Classifying open reading frames

One of the first steps toward identifying possible genes in a piece of DNA is to search for an open reading frame (ORF), or an interval of DNA that can serve as a template for translation. An ORF is a reading frame that begins with a start codon, ends with either a stop codon or the end of the strand, and has no other stop codons in between.

open reading frames
The reading frame in the top strand starting with ATG and ending with the stop codon TAA is an ORF.

Recall that there are six reading frames for any strand of DNA: three derive from shifting translation of the strand itself (we can begin parsing codons at the first, second or third nucleotide) and three derive from shifts to the complementary strand. Both strands are counted because either strand of DNA can serve as the coding strand during transcription.

Of course, identifying genes by looking for ORFs is an oversimplification. To find a bona fide gene, you may need to search for promoters and (in the case of eukaryotes) identify introns. However, using ORFs to identify putative genes is a useful approximation in prokaryotes and viruses, whose genomes are less complicated than eukaryotic genomes.

Assignment

An ORF begins with a start codon and ends either at a stop codon or at the end of the string.
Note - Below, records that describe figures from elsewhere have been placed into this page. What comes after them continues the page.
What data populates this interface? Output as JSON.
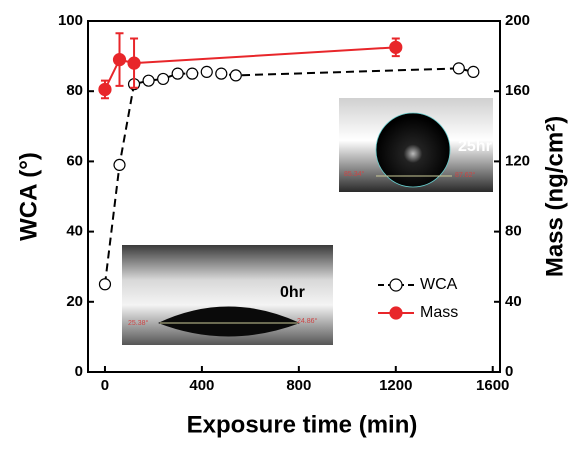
{
  "chart_data": {
    "type": "scatter",
    "xlabel": "Exposure time (min)",
    "ylabel": "WCA (°)",
    "y2label": "Mass (ng/cm²)",
    "xlim": [
      -70,
      1630
    ],
    "xticks": [
      0,
      400,
      800,
      1200,
      1600
    ],
    "ylim": [
      0,
      100
    ],
    "yticks": [
      0,
      20,
      40,
      60,
      80,
      100
    ],
    "y2lim": [
      0,
      200
    ],
    "y2ticks": [
      0,
      40,
      80,
      120,
      160,
      200
    ],
    "legend": "lower right",
    "series": [
      {
        "name": "WCA",
        "color": "#000000",
        "line": "dashed",
        "marker": "open-circle",
        "x": [
          0,
          60,
          120,
          180,
          240,
          300,
          360,
          420,
          480,
          540,
          1460,
          1520
        ],
        "values": [
          25,
          59,
          82,
          83,
          83.5,
          85,
          85,
          85.5,
          85,
          84.5,
          86.5,
          85.5
        ]
      },
      {
        "name": "Mass",
        "color": "#e8262a",
        "line": "solid",
        "marker": "filled-circle",
        "axis": "y2",
        "x": [
          0,
          60,
          120,
          1200
        ],
        "values": [
          161,
          178,
          176,
          185
        ],
        "errors": [
          5,
          15,
          14,
          5
        ]
      }
    ],
    "insets": [
      {
        "label": "0hr",
        "left_angle": "25.38°",
        "right_angle": "24.86°"
      },
      {
        "label": "25hr",
        "left_angle": "85.34°",
        "right_angle": "87.62°"
      }
    ]
  }
}
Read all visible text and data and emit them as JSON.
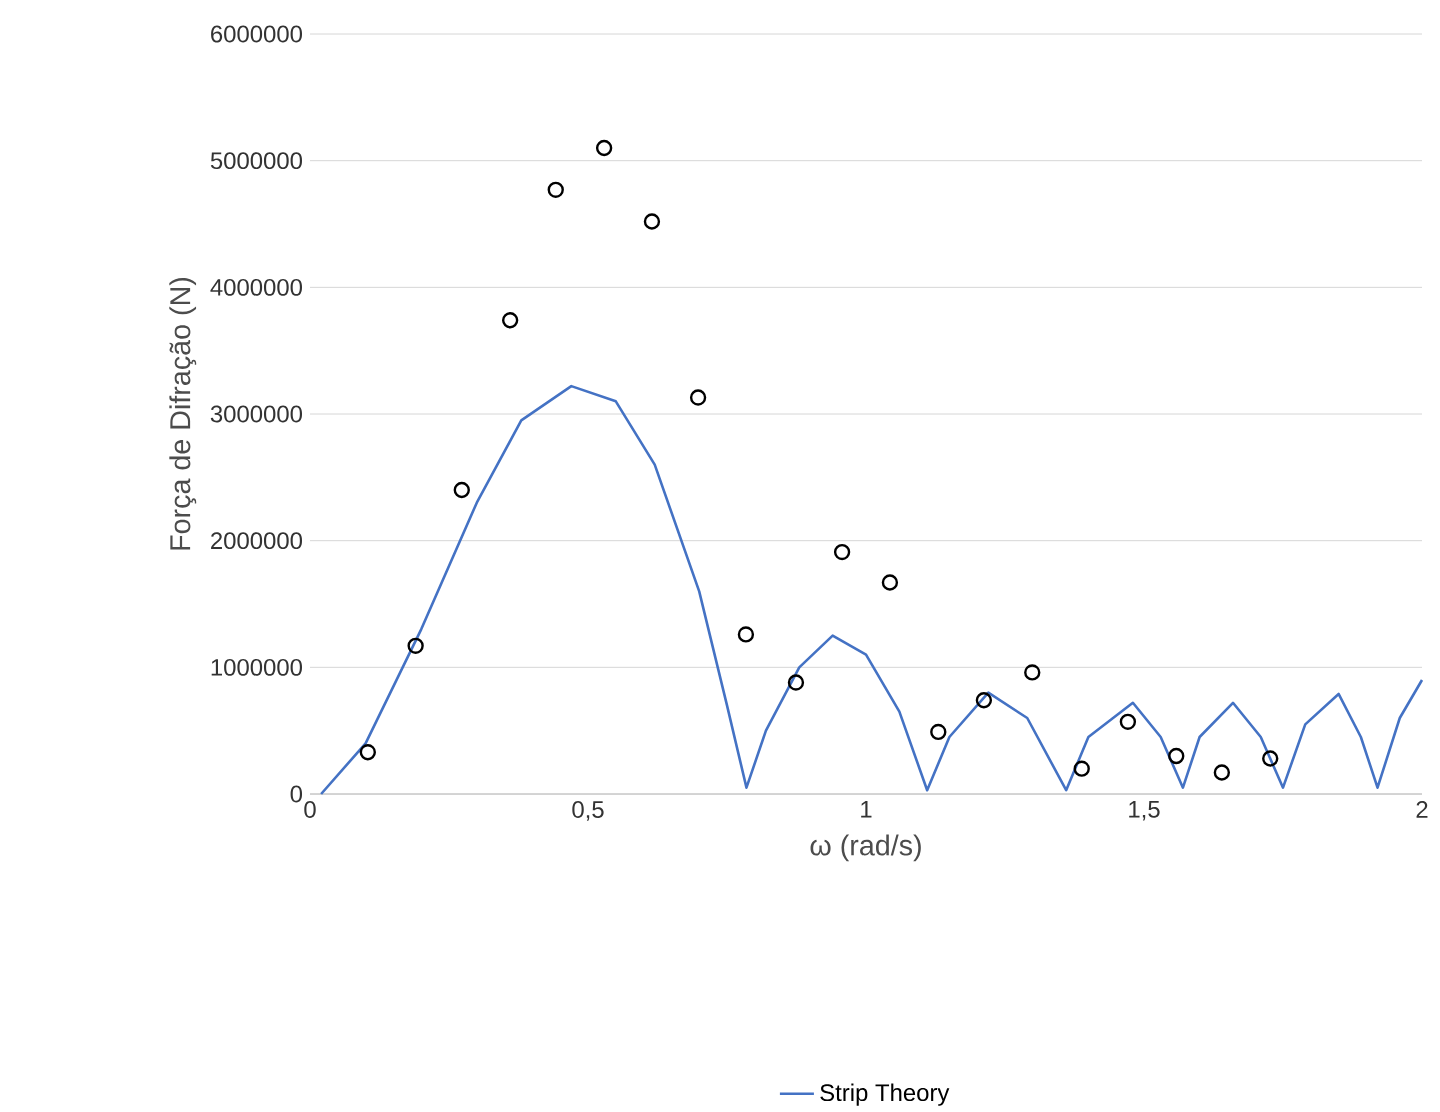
{
  "chart_data": {
    "type": "scatter",
    "xlabel": "ω (rad/s)",
    "ylabel": "Força de Difração (N)",
    "xlim": [
      0,
      2
    ],
    "ylim": [
      0,
      6000000
    ],
    "xticks": [
      0,
      {
        "value": 0.5,
        "label": "0,5"
      },
      1,
      {
        "value": 1.5,
        "label": "1,5"
      },
      2
    ],
    "yticks": [
      0,
      1000000,
      2000000,
      3000000,
      4000000,
      5000000,
      6000000
    ],
    "grid": "y",
    "legend": "bottom",
    "series": [
      {
        "marker": "circle",
        "color": "#000000",
        "x": [
          0.104,
          0.19,
          0.273,
          0.36,
          0.442,
          0.529,
          0.615,
          0.698,
          0.784,
          0.874,
          0.957,
          1.043,
          1.13,
          1.212,
          1.299,
          1.388,
          1.471,
          1.558,
          1.64,
          1.727
        ],
        "values": [
          330000,
          1170000,
          2400000,
          3740000,
          4770000,
          5100000,
          4520000,
          3130000,
          1260000,
          880000,
          1910000,
          1670000,
          490000,
          740000,
          960000,
          200000,
          570000,
          300000,
          170000,
          280000
        ]
      },
      {
        "type": "line",
        "name": "Strip Theory",
        "color": "#4472c4",
        "x": [
          0.02,
          0.1,
          0.2,
          0.3,
          0.38,
          0.47,
          0.55,
          0.62,
          0.7,
          0.75,
          0.785,
          0.82,
          0.88,
          0.94,
          1.0,
          1.06,
          1.11,
          1.15,
          1.22,
          1.29,
          1.36,
          1.4,
          1.48,
          1.53,
          1.57,
          1.6,
          1.66,
          1.71,
          1.75,
          1.79,
          1.85,
          1.89,
          1.92,
          1.96,
          2.0
        ],
        "values": [
          0,
          400000,
          1300000,
          2300000,
          2950000,
          3220000,
          3100000,
          2600000,
          1600000,
          700000,
          50000,
          500000,
          1000000,
          1250000,
          1100000,
          650000,
          30000,
          450000,
          800000,
          600000,
          30000,
          450000,
          720000,
          450000,
          50000,
          450000,
          720000,
          450000,
          50000,
          550000,
          790000,
          450000,
          50000,
          600000,
          900000
        ]
      }
    ]
  }
}
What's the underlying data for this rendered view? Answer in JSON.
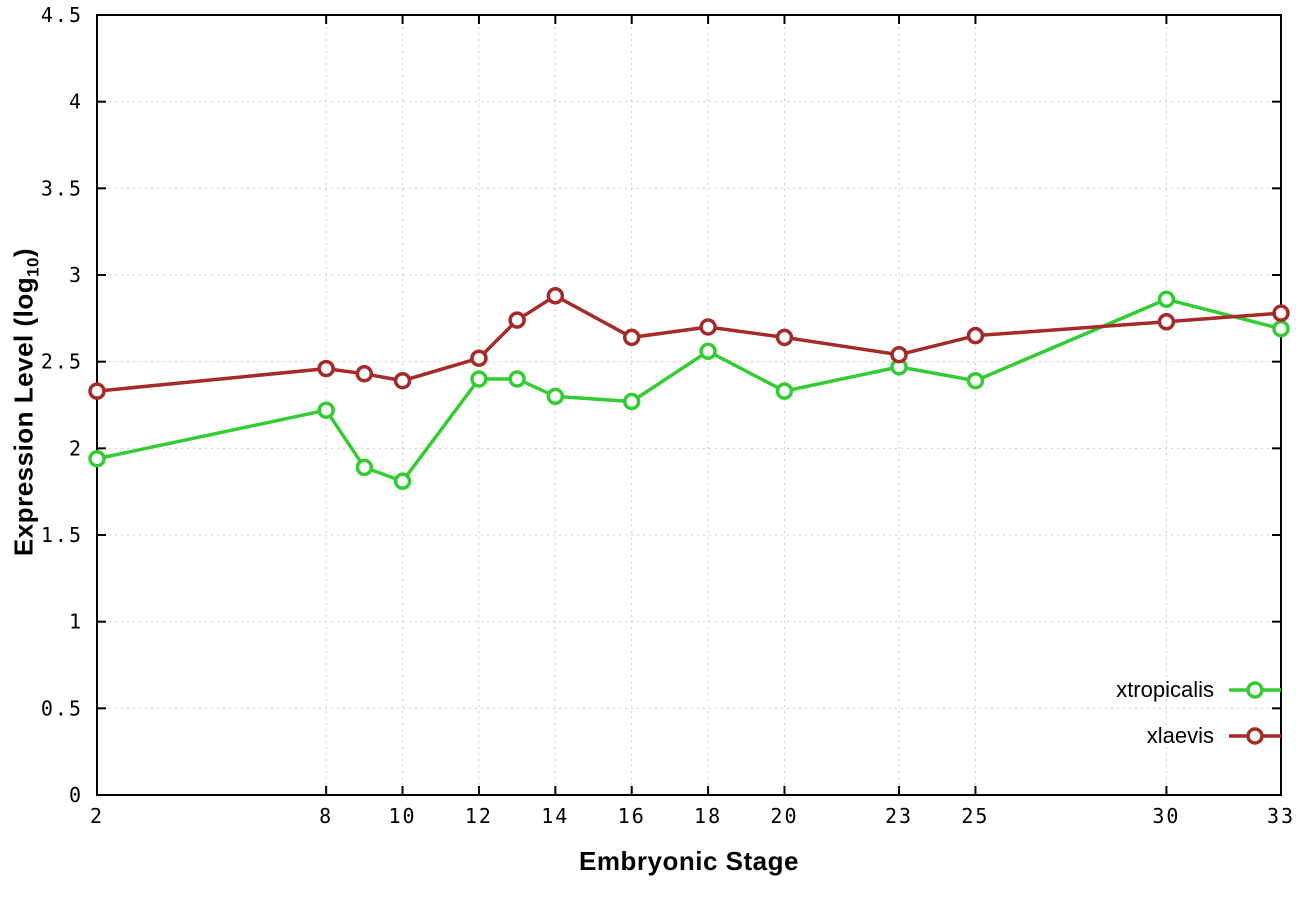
{
  "chart_data": {
    "type": "line",
    "title": "",
    "xlabel": "Embryonic Stage",
    "ylabel": "Expression Level (log10)",
    "ylabel_main": "Expression Level (log",
    "ylabel_sub": "10",
    "ylabel_end": ")",
    "xlim": [
      2,
      33
    ],
    "ylim": [
      0,
      4.5
    ],
    "xticks": [
      2,
      8,
      10,
      12,
      14,
      16,
      18,
      20,
      23,
      25,
      30,
      33
    ],
    "xtick_labels": [
      "2",
      "8",
      "10",
      "12",
      "14",
      "16",
      "18",
      "20",
      "23",
      "25",
      "30",
      "33"
    ],
    "yticks": [
      0,
      0.5,
      1,
      1.5,
      2,
      2.5,
      3,
      3.5,
      4,
      4.5
    ],
    "ytick_labels": [
      "0",
      "0.5",
      "1",
      "1.5",
      "2",
      "2.5",
      "3",
      "3.5",
      "4",
      "4.5"
    ],
    "grid": true,
    "grid_color": "#cccccc",
    "axis_color": "#000000",
    "background_color": "#ffffff",
    "legend_position": "bottom-right",
    "x": [
      2,
      8,
      9,
      10,
      12,
      13,
      14,
      16,
      18,
      20,
      23,
      25,
      30,
      33
    ],
    "series": [
      {
        "name": "xtropicalis",
        "color": "#33cc33",
        "marker": "open-circle",
        "values": [
          1.94,
          2.22,
          1.89,
          1.81,
          2.4,
          2.4,
          2.3,
          2.27,
          2.56,
          2.33,
          2.47,
          2.39,
          2.86,
          2.69
        ]
      },
      {
        "name": "xlaevis",
        "color": "#a52a2a",
        "marker": "open-circle",
        "values": [
          2.33,
          2.46,
          2.43,
          2.39,
          2.52,
          2.74,
          2.88,
          2.64,
          2.7,
          2.64,
          2.54,
          2.65,
          2.73,
          2.78
        ]
      }
    ]
  }
}
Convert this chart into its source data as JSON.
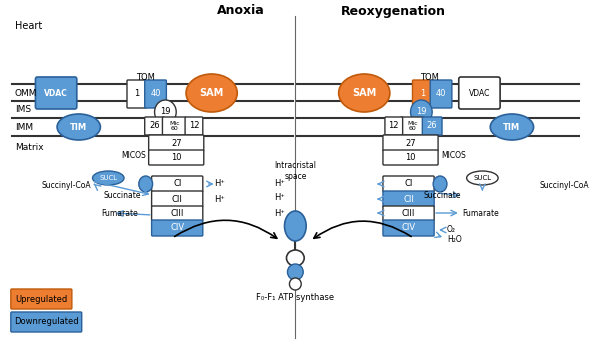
{
  "title_anoxia": "Anoxia",
  "title_reoxy": "Reoxygenation",
  "label_heart": "Heart",
  "label_omm": "OMM",
  "label_ims": "IMS",
  "label_imm": "IMM",
  "label_matrix": "Matrix",
  "label_intracristal": "Intracristal\nspace",
  "label_atp": "F₀-F₁ ATP synthase",
  "blue": "#5b9bd5",
  "orange": "#ed7d31",
  "fig_width": 6.0,
  "fig_height": 3.56
}
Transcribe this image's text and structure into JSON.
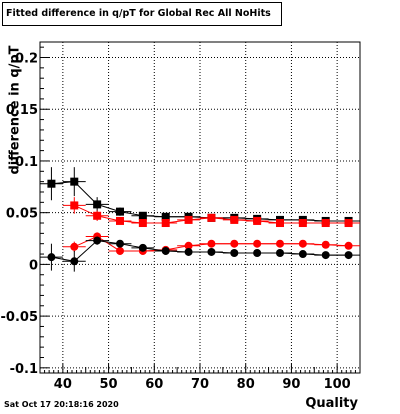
{
  "title": "Fitted difference in q/pT for Global Rec All NoHits",
  "footer": "Sat Oct 17 20:18:16 2020",
  "chart_data": {
    "type": "scatter",
    "xlabel": "Quality",
    "ylabel": "difference in q/pT",
    "xlim": [
      35,
      105
    ],
    "ylim": [
      -0.105,
      0.215
    ],
    "x_ticks": [
      40,
      50,
      60,
      70,
      80,
      90,
      100
    ],
    "y_ticks": [
      -0.1,
      -0.05,
      0,
      0.05,
      0.1,
      0.15,
      0.2
    ],
    "y_tick_labels": [
      "-0.1",
      "-0.05",
      "0",
      "0.05",
      "0.1",
      "0.15",
      "0.2"
    ],
    "grid": true,
    "series": [
      {
        "marker": "square",
        "color": "#000000",
        "x": [
          37.5,
          42.5,
          47.5,
          52.5,
          57.5,
          62.5,
          67.5,
          72.5,
          77.5,
          82.5,
          87.5,
          92.5,
          97.5,
          102.5
        ],
        "y": [
          0.078,
          0.08,
          0.058,
          0.051,
          0.047,
          0.046,
          0.046,
          0.045,
          0.045,
          0.044,
          0.043,
          0.043,
          0.042,
          0.042
        ],
        "yerr": [
          0.016,
          0.014,
          0.007,
          0.004,
          0.003,
          0.002,
          0.002,
          0.002,
          0.002,
          0.002,
          0.002,
          0.002,
          0.002,
          0.002
        ]
      },
      {
        "marker": "square",
        "color": "#ff0000",
        "x": [
          42.5,
          47.5,
          52.5,
          57.5,
          62.5,
          67.5,
          72.5,
          77.5,
          82.5,
          87.5,
          92.5,
          97.5,
          102.5
        ],
        "y": [
          0.057,
          0.047,
          0.042,
          0.04,
          0.04,
          0.043,
          0.045,
          0.043,
          0.042,
          0.04,
          0.04,
          0.04,
          0.04
        ],
        "yerr": [
          0.008,
          0.005,
          0.003,
          0.003,
          0.002,
          0.002,
          0.002,
          0.002,
          0.002,
          0.002,
          0.002,
          0.002,
          0.002
        ]
      },
      {
        "marker": "circle",
        "color": "#ff0000",
        "x": [
          42.5,
          47.5,
          52.5,
          57.5,
          62.5,
          67.5,
          72.5,
          77.5,
          82.5,
          87.5,
          92.5,
          97.5,
          102.5
        ],
        "y": [
          0.017,
          0.027,
          0.013,
          0.013,
          0.014,
          0.018,
          0.02,
          0.02,
          0.02,
          0.02,
          0.02,
          0.019,
          0.018
        ],
        "yerr": [
          0.005,
          0.004,
          0.003,
          0.002,
          0.002,
          0.002,
          0.002,
          0.001,
          0.001,
          0.001,
          0.001,
          0.001,
          0.001
        ]
      },
      {
        "marker": "circle",
        "color": "#000000",
        "x": [
          37.5,
          42.5,
          47.5,
          52.5,
          57.5,
          62.5,
          67.5,
          72.5,
          77.5,
          82.5,
          87.5,
          92.5,
          97.5,
          102.5
        ],
        "y": [
          0.007,
          0.003,
          0.023,
          0.02,
          0.016,
          0.013,
          0.012,
          0.012,
          0.011,
          0.011,
          0.011,
          0.01,
          0.009,
          0.009
        ],
        "yerr": [
          0.013,
          0.01,
          0.004,
          0.003,
          0.002,
          0.002,
          0.002,
          0.002,
          0.001,
          0.001,
          0.001,
          0.001,
          0.001,
          0.001
        ]
      }
    ]
  }
}
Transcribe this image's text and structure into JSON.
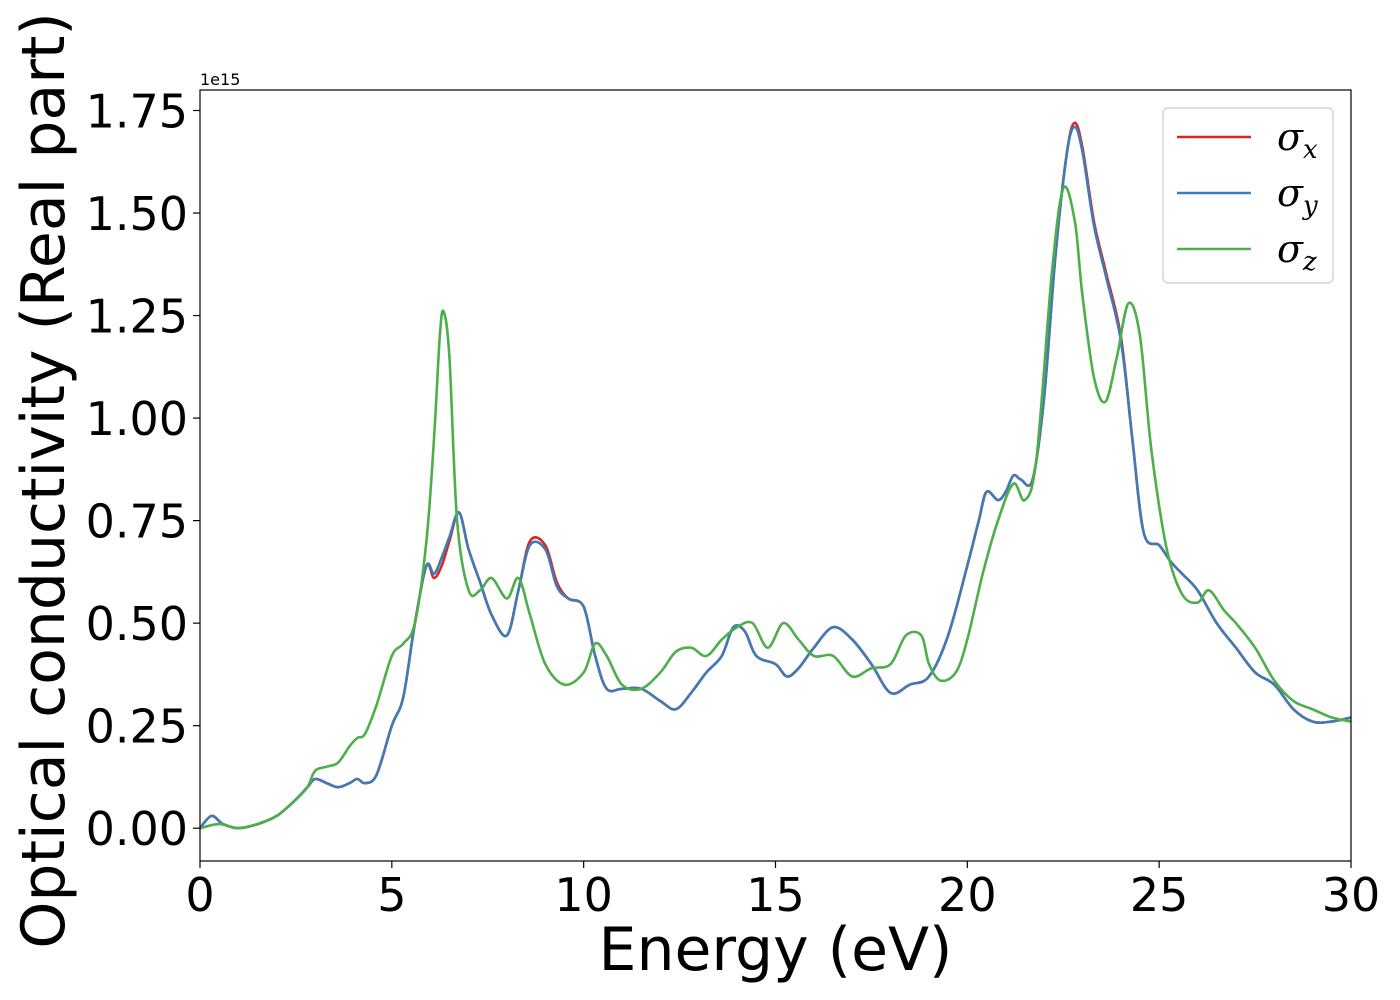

We will assume the standard genetic code for translating an RNA string into a protein string.

Write a function longest ORF that takes a DNA string $$s$$ and returns the longest protein string that can be translated from an ORF of $$s$$. If more than one protein string of maximal length exists, then return the one that comes first in lexicographical order.

Example

>>> longestORF('AGCCATGTAGCTAACTCAGGTTACATGGGGATGACCCCGCGACTTGGATTAGAGTCTCTTTTGGAATAAGCCTGAATGATCCGAGTAGCATCTCAG')
'MLLGSFRLIPKETLIQVAGSSPCNLS'

Programming shortcut

To find ORFs using Biopython, it may be useful to recall the translate() and reverse_complement() methods from the Bio.Seq module.

The EMBOSS package1 contains a program getorf23 that can be used to find ORFs of a given DNA string.